June 16, 2006

Trains with faces! Whatever next?

Anyone else noticed the BBC's news kids cartoon called Underground Ernie based on the 'lives' of a group of London Underground trains with human faces and personalities?
Trains? With faces?
Hmm. Sounds familiar. Haven't cartoons about talking trains come a long way since the Rev Wilbert Awdry created Thomas the Tank Engine & Friends more than 50 years ago.*
I bet Thomas never had to deal with the grief and horror of disillusioned Jihadist youths packing ammonium nitrate onto Bertie the Bus's back bench and sending the whole lot to Paradise though. Immigration rules, afterall, were probably quite tight on the Island of Sodor - an altogether more pleasant paradise where locals sipped warm beer at the cricket grounds on long Summer evenings.
Awdry, however, was ahead of his time in at least one respect. The Sodor Railway Co had four black engines which is four more than Auntie Beeb's Underground Ernie. Granted, they weren't called Jamal or Tyrone, rather Donald, Douglas, Mavis and Diesel, but their presence puts to shame the broadcaster's professed policy of ensuring ethnic representation across it's range of programming.
So far the only non-Anglo-European characters are Osaka, who has a rising sun on his forehead and goes super-duper fast. Then there's Moscow who, you guessed it, hails from Russia. Presumably he is descended from post-war displaced Jewish trains as he has something strapped to his forehead which can only be described as a Star of David.
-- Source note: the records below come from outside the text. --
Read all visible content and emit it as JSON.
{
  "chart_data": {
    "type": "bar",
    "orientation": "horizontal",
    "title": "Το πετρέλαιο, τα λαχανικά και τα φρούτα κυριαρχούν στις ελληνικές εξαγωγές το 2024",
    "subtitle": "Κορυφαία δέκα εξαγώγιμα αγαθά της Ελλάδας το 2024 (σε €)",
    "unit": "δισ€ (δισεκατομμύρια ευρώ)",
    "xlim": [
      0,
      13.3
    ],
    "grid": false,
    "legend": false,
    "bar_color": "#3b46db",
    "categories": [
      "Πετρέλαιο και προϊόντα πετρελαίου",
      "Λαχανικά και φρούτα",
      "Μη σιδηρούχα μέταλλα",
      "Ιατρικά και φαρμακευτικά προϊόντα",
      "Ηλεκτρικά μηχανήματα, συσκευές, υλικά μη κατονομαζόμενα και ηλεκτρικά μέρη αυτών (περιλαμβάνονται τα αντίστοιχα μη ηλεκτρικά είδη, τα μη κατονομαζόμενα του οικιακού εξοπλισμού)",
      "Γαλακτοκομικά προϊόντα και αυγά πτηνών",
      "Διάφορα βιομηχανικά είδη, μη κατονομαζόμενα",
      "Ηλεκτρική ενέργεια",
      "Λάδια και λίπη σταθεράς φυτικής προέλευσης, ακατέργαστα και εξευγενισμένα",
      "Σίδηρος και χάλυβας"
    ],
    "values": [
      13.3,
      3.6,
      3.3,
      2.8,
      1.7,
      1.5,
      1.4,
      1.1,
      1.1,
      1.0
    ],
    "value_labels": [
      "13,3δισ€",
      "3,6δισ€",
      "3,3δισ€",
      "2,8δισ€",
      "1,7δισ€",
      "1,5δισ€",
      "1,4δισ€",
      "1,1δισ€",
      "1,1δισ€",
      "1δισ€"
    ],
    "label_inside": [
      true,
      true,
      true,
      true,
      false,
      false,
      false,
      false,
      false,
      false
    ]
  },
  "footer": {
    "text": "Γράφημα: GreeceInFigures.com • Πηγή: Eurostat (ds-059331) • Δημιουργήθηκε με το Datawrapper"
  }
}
Given the conspicuous lack of ethnic minority trains, 16-year-old single-mum trains and right-wing BNP trains, the cast seem only to represent an idealised British middle-class as interpreted by coke-snorting media whores at the Beeb. Having said that, even though none of the trains are openly gay, I have my suspicions about Hammersmith and City.
I could wax lyrical for days about how socially representative (or not) the show really is but many important aspects, like attention to detail, are dazzling. The main characters, for example, are all filthy and covered in graffiti. Honestly. Just like Ken Livingsone's tube trains and ours, here in Glasgow.
Anyway, to save you the hassle and pain of actually watching the programme, I'll describe the cast for you.**
Here goes (the first three are the underground's human staff):
  • Ernie - Underground Supervisor. Used to be a policeman but got kicked off the force for downloading kiddie-porn on a work computer.
  • Millie - IT Expert. Pretty - in a Jessica Rabbit kind of way. Blatant attempt to spark little girls' interest in scientific subjects at school. More likely to spark little boys' interests under the duvet.
  • Mr Rails - Janitor. Village idiot. Only allowed to hang around because noone has the heart to tell him to fuck off.
  • Bakerloo - (pictured left) Flat-cap wearing Northern train who must have come down to London to find work after Thatcher crushed the miners.
  • Circle - Annoying middle-class college drop-out. Outwardly chirpy but probably quite depressed when home alone. One suspects she owns a cat.
  • Hammersmith and City - Both immaculate with trendy specs and fancy hair-dos. One in ten. You decide.
  • Jubilee - (pictured right) Broad grin and dilated pupils are clear indication of heavy recreational drug use.
  • Victoria - (pictured centre) Matriarchal figure now confined to a local authority old trains home. Was forced to sell the council siding she bought off Margaret Thatcher in the 80's to pay for her own care.
  • Brooklyn - Annoying American exchange train. Probably fancies Circle. Won't carry Arabs so it's just as well that in Ernie's London, there are none. "Hell, freedom ain't free folks."
  • Paris - Cheese-eating surrender monkey train. Nuff said.
  • Sydney - Blond Australian backpacker train. Claims to go 'non-stop to the beach'. Other trains wish she would shut the fuck up and go 'non-stop back to Australia', preferrably via Iraq.